LiteMatch sharpens a different misconception: that lightweight generalization must come from larger priors or long iterative optimization. Its results suggest that a small stereo-only model can generalize well if the model learns globally coherent, edge-aware features and the cost volume is explicitly regularized to be sharp and unimodal early in training (Khan et al., 30 Jun 2026). Whether that strategy supersedes the three-stage real-data distillation approach remains unresolved. A plausible implication is that the efficient stereo field is moving toward two partially complementary principles: deployment-aware operator selection, emphasized by LAS2, and training-time stabilization of the disparity distribution, emphasized by LiteMatch.
Under that interpretation, MedBayes-Lite is best understood not as a documented standalone system, but as an imprecise label for a rapidly evolving family of efficient stereo matchers.
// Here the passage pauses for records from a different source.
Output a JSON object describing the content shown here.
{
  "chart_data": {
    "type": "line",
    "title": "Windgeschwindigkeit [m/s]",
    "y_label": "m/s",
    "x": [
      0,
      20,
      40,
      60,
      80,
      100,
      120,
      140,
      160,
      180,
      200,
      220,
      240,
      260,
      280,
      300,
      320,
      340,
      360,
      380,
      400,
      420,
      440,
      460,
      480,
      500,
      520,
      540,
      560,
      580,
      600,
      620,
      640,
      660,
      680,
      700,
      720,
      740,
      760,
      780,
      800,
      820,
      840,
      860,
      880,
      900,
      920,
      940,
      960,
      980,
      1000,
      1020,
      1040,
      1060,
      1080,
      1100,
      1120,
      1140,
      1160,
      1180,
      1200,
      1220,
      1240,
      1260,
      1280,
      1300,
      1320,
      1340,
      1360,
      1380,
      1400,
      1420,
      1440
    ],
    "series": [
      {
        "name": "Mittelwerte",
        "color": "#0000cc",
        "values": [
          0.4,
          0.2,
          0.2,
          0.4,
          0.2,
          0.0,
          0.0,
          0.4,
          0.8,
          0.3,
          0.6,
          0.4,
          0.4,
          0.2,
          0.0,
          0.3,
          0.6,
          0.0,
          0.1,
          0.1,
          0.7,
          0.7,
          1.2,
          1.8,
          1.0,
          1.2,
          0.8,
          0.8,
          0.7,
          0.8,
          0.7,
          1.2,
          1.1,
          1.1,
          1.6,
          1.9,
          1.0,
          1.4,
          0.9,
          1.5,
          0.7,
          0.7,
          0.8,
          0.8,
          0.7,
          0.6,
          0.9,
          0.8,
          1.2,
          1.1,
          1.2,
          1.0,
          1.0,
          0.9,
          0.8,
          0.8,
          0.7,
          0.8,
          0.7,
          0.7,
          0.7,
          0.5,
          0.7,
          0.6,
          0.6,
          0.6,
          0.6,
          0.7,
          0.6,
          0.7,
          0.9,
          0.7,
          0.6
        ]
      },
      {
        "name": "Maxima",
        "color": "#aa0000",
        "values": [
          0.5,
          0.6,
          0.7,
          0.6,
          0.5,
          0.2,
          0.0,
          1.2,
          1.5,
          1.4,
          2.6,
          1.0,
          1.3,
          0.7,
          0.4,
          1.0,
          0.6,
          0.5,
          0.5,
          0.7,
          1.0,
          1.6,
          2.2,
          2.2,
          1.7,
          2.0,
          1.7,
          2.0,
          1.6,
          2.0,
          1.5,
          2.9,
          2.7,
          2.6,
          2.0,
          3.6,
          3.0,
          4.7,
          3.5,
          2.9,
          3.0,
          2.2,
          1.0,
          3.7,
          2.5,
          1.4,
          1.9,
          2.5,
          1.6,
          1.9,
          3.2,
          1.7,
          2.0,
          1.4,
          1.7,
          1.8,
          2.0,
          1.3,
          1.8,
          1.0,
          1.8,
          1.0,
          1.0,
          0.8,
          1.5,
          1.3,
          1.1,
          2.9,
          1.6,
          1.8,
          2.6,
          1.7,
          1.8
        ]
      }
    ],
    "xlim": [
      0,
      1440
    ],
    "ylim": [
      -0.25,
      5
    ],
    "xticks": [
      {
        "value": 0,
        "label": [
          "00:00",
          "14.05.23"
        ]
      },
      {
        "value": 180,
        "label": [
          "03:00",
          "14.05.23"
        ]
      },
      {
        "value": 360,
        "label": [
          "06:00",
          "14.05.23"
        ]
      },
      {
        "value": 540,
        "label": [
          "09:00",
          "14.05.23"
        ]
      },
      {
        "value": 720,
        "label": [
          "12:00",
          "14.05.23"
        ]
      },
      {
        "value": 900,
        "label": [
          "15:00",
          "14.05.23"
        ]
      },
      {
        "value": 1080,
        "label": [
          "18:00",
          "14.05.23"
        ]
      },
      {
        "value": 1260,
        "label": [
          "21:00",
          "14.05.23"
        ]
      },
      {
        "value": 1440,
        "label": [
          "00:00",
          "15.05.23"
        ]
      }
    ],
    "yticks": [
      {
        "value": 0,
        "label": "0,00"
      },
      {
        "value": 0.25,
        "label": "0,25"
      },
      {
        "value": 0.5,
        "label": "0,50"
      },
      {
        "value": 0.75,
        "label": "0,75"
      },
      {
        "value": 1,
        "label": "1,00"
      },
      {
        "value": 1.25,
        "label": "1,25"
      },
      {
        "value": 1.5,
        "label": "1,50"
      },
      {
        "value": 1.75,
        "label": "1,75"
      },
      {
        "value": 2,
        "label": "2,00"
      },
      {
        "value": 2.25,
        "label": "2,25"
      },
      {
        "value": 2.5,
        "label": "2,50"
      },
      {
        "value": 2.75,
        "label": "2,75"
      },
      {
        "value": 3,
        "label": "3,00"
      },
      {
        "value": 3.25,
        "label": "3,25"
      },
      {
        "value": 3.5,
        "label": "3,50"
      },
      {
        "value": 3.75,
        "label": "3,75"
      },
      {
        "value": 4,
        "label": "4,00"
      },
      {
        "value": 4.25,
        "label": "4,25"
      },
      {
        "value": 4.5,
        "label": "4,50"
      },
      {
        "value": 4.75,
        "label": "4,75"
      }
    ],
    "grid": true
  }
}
The family’s central contributions are now clear: quarter-resolution correlation volumes, reduced reliance on heavy 3D regularization, selective or minimal use of 3D disparity reasoning when it is retained, deployment-driven latency evaluation, and increasingly sophisticated strategies for cross-domain zero-shot transfer (Guo et al., 2024, Jing et al., 20 Nov 2025, Jing et al., 23 Jun 2026, Khan et al., 30 Jun 2026).